C’est sous la pression de ses alliés occidentaux que le Président Moi se résolut à introduire, dans les années 1990, le multipartisme et à limiter la durée des mandats présidentiels. Il faudra toutefois attendre 2002 pour voir enfin la démocratie, encore fragile, s’imposer au Kenya, avec l’arrivée au pouvoir d’une alliance des partis d’opposition dirigée par l’opposant Mwai Kibaki. Malgré ses efforts pour en finir avec la corruption, le nouveau régime vit les affaires financières se multiplier, ce qui finit par le décrédibiliser auprès de la population et des investisseurs étrangers.

Kibaki fera deux mandats, mais sa réélection en 2007-2008 fut accompagnée d’explosions de violences ethniques et de massacres d’ampleur sans précédent. Pour aider à panser les plaies de ces atrocités interethniques qui ont profondément traumatisé le pays, le Parlement kényan a adopté en 2010 une nouvelle Constitution censée renforcer les bases de la démocratie en mettant en œuvre une véritable politique de décentralisation. Si le scrutin présidentiel de 2013 qui s’est déroulé dans un calme relatif, la politique de pacification engagée par le régime n’y est sans doute pas étrangère.

Bilan économique

Si le bilan politique de ces cinquante premières années s’avère pour le moins équivoque, le pays semble s’être mieux sorti sur le plan économique. Malgré les turbulences qui ont jalonné l’histoire postcoloniale du Kenya et la corruption légendaire de sa classe politique, le Kenya est parvenu à s’affirmer comme la première économie de l’Afrique australe. Le pays fonde traditionnellement son activité sur l'agriculture et le tourisme et  affiche des taux de croissance enviables : 4% en 2012, 5,5% en 2013. Sa cote auprès des investisseurs s’est améliorée suite aux découvertes de pétrole dans le Nord et de gaz naturel sur les côtes. Il est aujourd'hui une destination recherchée. Cette embellie permettra-t-elle au Kenya d’en finir avec sa pauvreté séculaire qui touche aujourd’hui 46% de la population ?
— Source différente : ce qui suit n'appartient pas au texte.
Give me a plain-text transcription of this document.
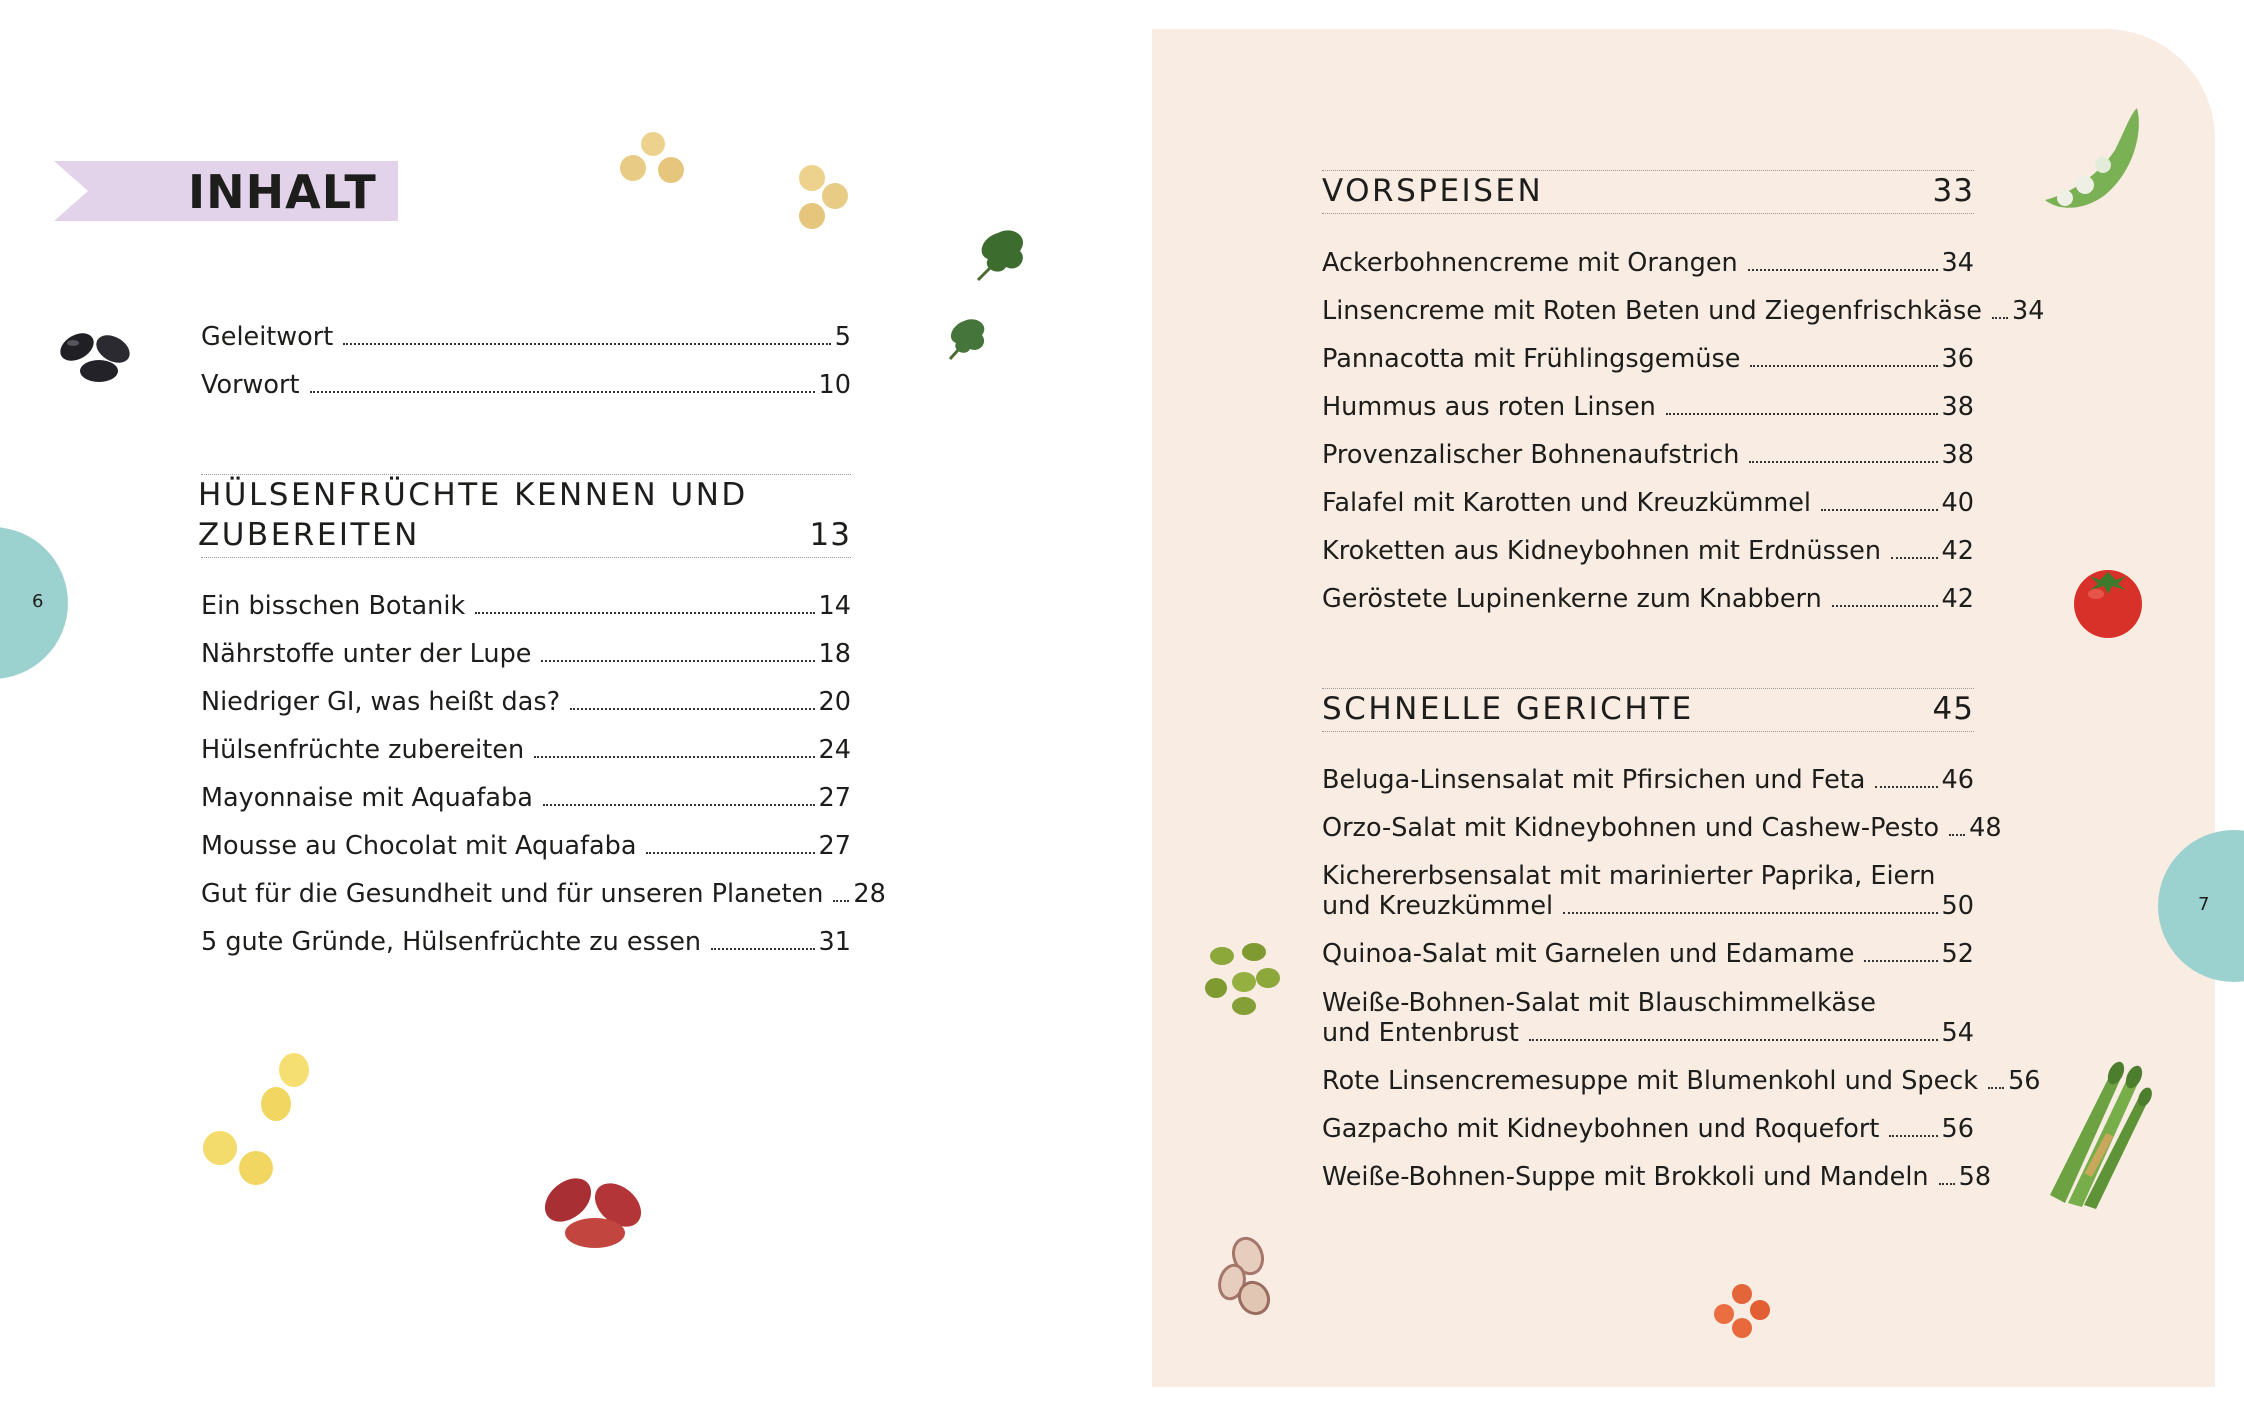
6
7
INHALT
Geleitwort	5
Vorwort	10
HÜLSENFRÜCHTE KENNEN UND
ZUBEREITEN	13
Ein bisschen Botanik	14
Nährstoffe unter der Lupe	18
Niedriger GI, was heißt das?	20
Hülsenfrüchte zubereiten	24
Mayonnaise mit Aquafaba	27
Mousse au Chocolat mit Aquafaba	27
Gut für die Gesundheit und für unseren Planeten 28
5 gute Gründe, Hülsenfrüchte zu essen	31
VORSPEISEN	33
Ackerbohnencreme mit Orangen	34
Linsencreme mit Roten Beten und Ziegenfrischkäse 34
Pannacotta mit Frühlingsgemüse	36
Hummus aus roten Linsen	38
Provenzalischer Bohnenaufstrich	38
Falafel mit Karotten und Kreuzkümmel	40
Kroketten aus Kidneybohnen mit Erdnüssen 42
Geröstete Lupinenkerne zum Knabbern	42
SCHNELLE GERICHTE	45
Beluga-Linsensalat mit Pfirsichen und Feta	46
Orzo-Salat mit Kidneybohnen und Cashew-Pesto 48
Kichererbsensalat mit marinierter Paprika, Eiern
und Kreuzkümmel	50
Quinoa-Salat mit Garnelen und Edamame	52
Weiße-Bohnen-Salat mit Blauschimmelkäse
und Entenbrust	54
Rote Linsencremesuppe mit Blumenkohl und Speck 56
Gazpacho mit Kidneybohnen und Roquefort 56
Weiße-Bohnen-Suppe mit Brokkoli und Mandeln 58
Selon les observateurs, le Kenya reste « l’une des places les plus inégalitaires sur terre », avec la richesse concentrée « entre les mains de 5% de la population ». A la recherche des réponses à la hauteur des défis, la classe politique kényane a lancé il y a cinq ans un vaste programme de modernisation des infrastructures et de développement social intitulé « Vision 2030 ». Son objectif est double : porter d’ici vingt ans la croissance à 10% et créer « une société égalitaire et unie fondée sur la justice sociale ».